Oysa mayıs başında kapandı sezon..
Hem de ne kapanış..
O ne flamenco şovuydu.. Maria Tavora'yı üç yıl önce gene ayni sahnede seyrettiğimde başım dönmüştü.. "Flamenco buysa, Madrid, Barcelona'da seyrettiklerim neydi" demiştim.
Maria evlenmiş. On aylık bebeği var.
Arada inip emzirmiş, Evin (İlyasoğlu) söyledi..
Harikaydı gene.. Bu kadar güzel, bu kadar dişi, bu kadar sanatçı..
Las Minas dansında bir boğa güreşi seyrettim sahnede..
Boğa da Maria idi, Toerador da..
Nasıl jestler, mimikler, adımlar, kıvrılmalardır onlar..
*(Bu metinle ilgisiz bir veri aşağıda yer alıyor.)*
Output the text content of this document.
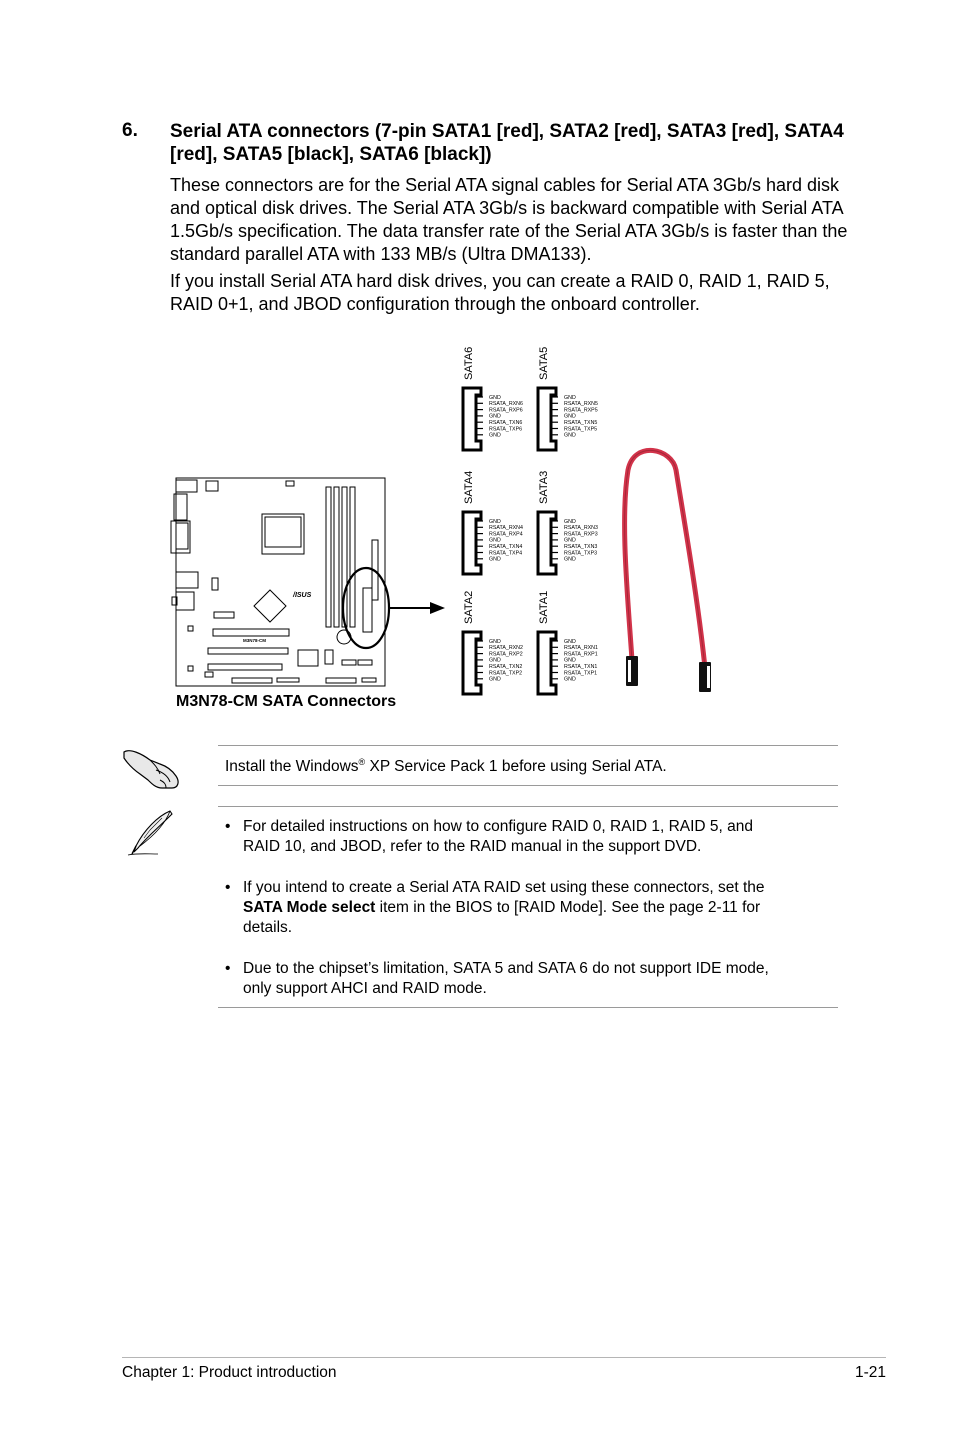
6. Serial ATA connectors (7-pin SATA1 [red], SATA2 [red], SATA3 [red], SATA4 [red], SATA5 [black], SATA6 [black])

These connectors are for the Serial ATA signal cables for Serial ATA 3Gb/s hard disk and optical disk drives. The Serial ATA 3Gb/s is backward compatible with Serial ATA 1.5Gb/s specification. The data transfer rate of the Serial ATA 3Gb/s is faster than the standard parallel ATA with 133 MB/s (Ultra DMA133).

If you install Serial ATA hard disk drives, you can create a RAID 0, RAID 1, RAID 5, RAID 0+1, and JBOD configuration through the onboard controller.

/ISUS
M3N78-CM
SATA6
GND
RSATA_RXN6
RSATA_RXP6
GND
RSATA_TXN6
RSATA_TXP6
GND
SATA5
GND
RSATA_RXN5
RSATA_RXP5
GND
RSATA_TXN5
RSATA_TXP5
GND
SATA4
GND
RSATA_RXN4
RSATA_RXP4
GND
RSATA_TXN4
RSATA_TXP4
GND
SATA3
GND
RSATA_RXN3
RSATA_RXP3
GND
RSATA_TXN3
RSATA_TXP3
GND
SATA2
GND
RSATA_RXN2
RSATA_RXP2
GND
RSATA_TXN2
RSATA_TXP2
GND
SATA1
GND
RSATA_RXN1
RSATA_RXP1
GND
RSATA_TXN1
RSATA_TXP1
GND
M3N78-CM SATA Connectors
Install the Windows® XP Service Pack 1 before using Serial ATA.
• For detailed instructions on how to configure RAID 0, RAID 1, RAID 5, and RAID 10, and JBOD, refer to the RAID manual in the support DVD.
• If you intend to create a Serial ATA RAID set using these connectors, set the SATA Mode select item in the BIOS to [RAID Mode]. See the page 2-11 for details.
• Due to the chipset’s limitation, SATA 5 and SATA 6 do not support IDE mode, only support AHCI and RAID mode.
Chapter 1: Product introduction	1-21
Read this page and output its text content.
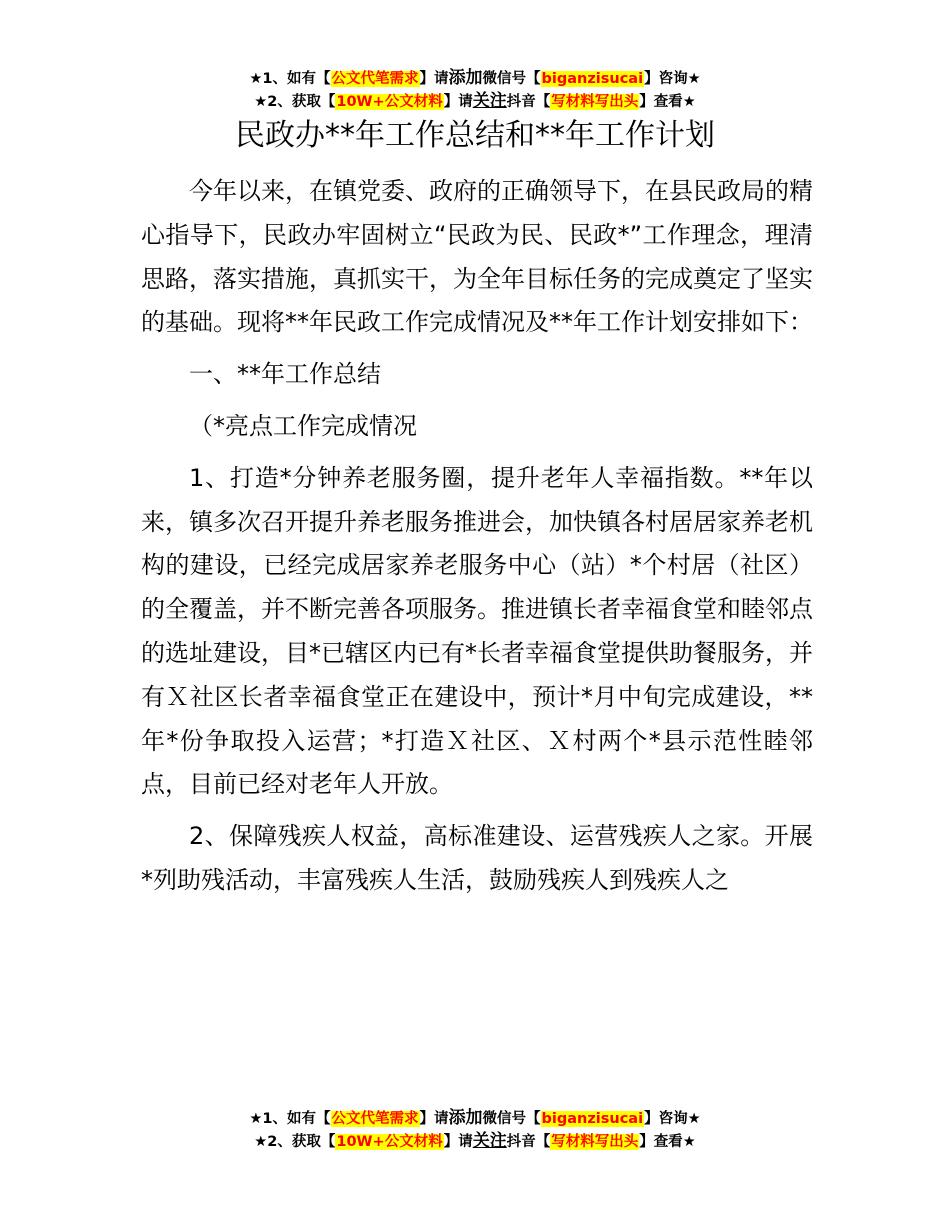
★1、如有【公文代笔需求】请添加微信号【biganzisucai】咨询★
★2、获取【10W+公文材料】请关注抖音【写材料写出头】查看★
民政办**年工作总结和**年工作计划

今年以来，在镇党委、政府的正确领导下，在县民政局的精心指导下，民政办牢固树立“民政为民、民政*”工作理念，理清思路，落实措施，真抓实干，为全年目标任务的完成奠定了坚实的基础。现将**年民政工作完成情况及**年工作计划安排如下：

一、**年工作总结

（*亮点工作完成情况

1、打造*分钟养老服务圈，提升老年人幸福指数。**年以来，镇多次召开提升养老服务推进会，加快镇各村居居家养老机构的建设，已经完成居家养老服务中心（站）*个村居（社区）的全覆盖，并不断完善各项服务。推进镇长者幸福食堂和睦邻点的选址建设，目*已辖区内已有*长者幸福食堂提供助餐服务，并有Ｘ社区长者幸福食堂正在建设中，预计*月中旬完成建设，**年*份争取投入运营；*打造Ｘ社区、Ｘ村两个*县示范性睦邻点，目前已经对老年人开放。

2、保障残疾人权益，高标准建设、运营残疾人之家。开展*列助残活动，丰富残疾人生活，鼓励残疾人到残疾人之

★1、如有【公文代笔需求】请添加微信号【biganzisucai】咨询★
★2、获取【10W+公文材料】请关注抖音【写材料写出头】查看★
Rektör Gülay Barbarosoğlu, "Bu muhteşem kapanış bize önemli bir görev yüklüyor" dedi.. "Gelecek yıl, çok daha muazzam bir program yapmak zorundayız.." Teşekkürler rektörüm.. Teşekkürler Evin..
Sonbaharı iple çekeceğim!..
Boğaziçi öğrencileri!.. Ne kadar talihli olduğunuzu biliyorsunuz değil mi?.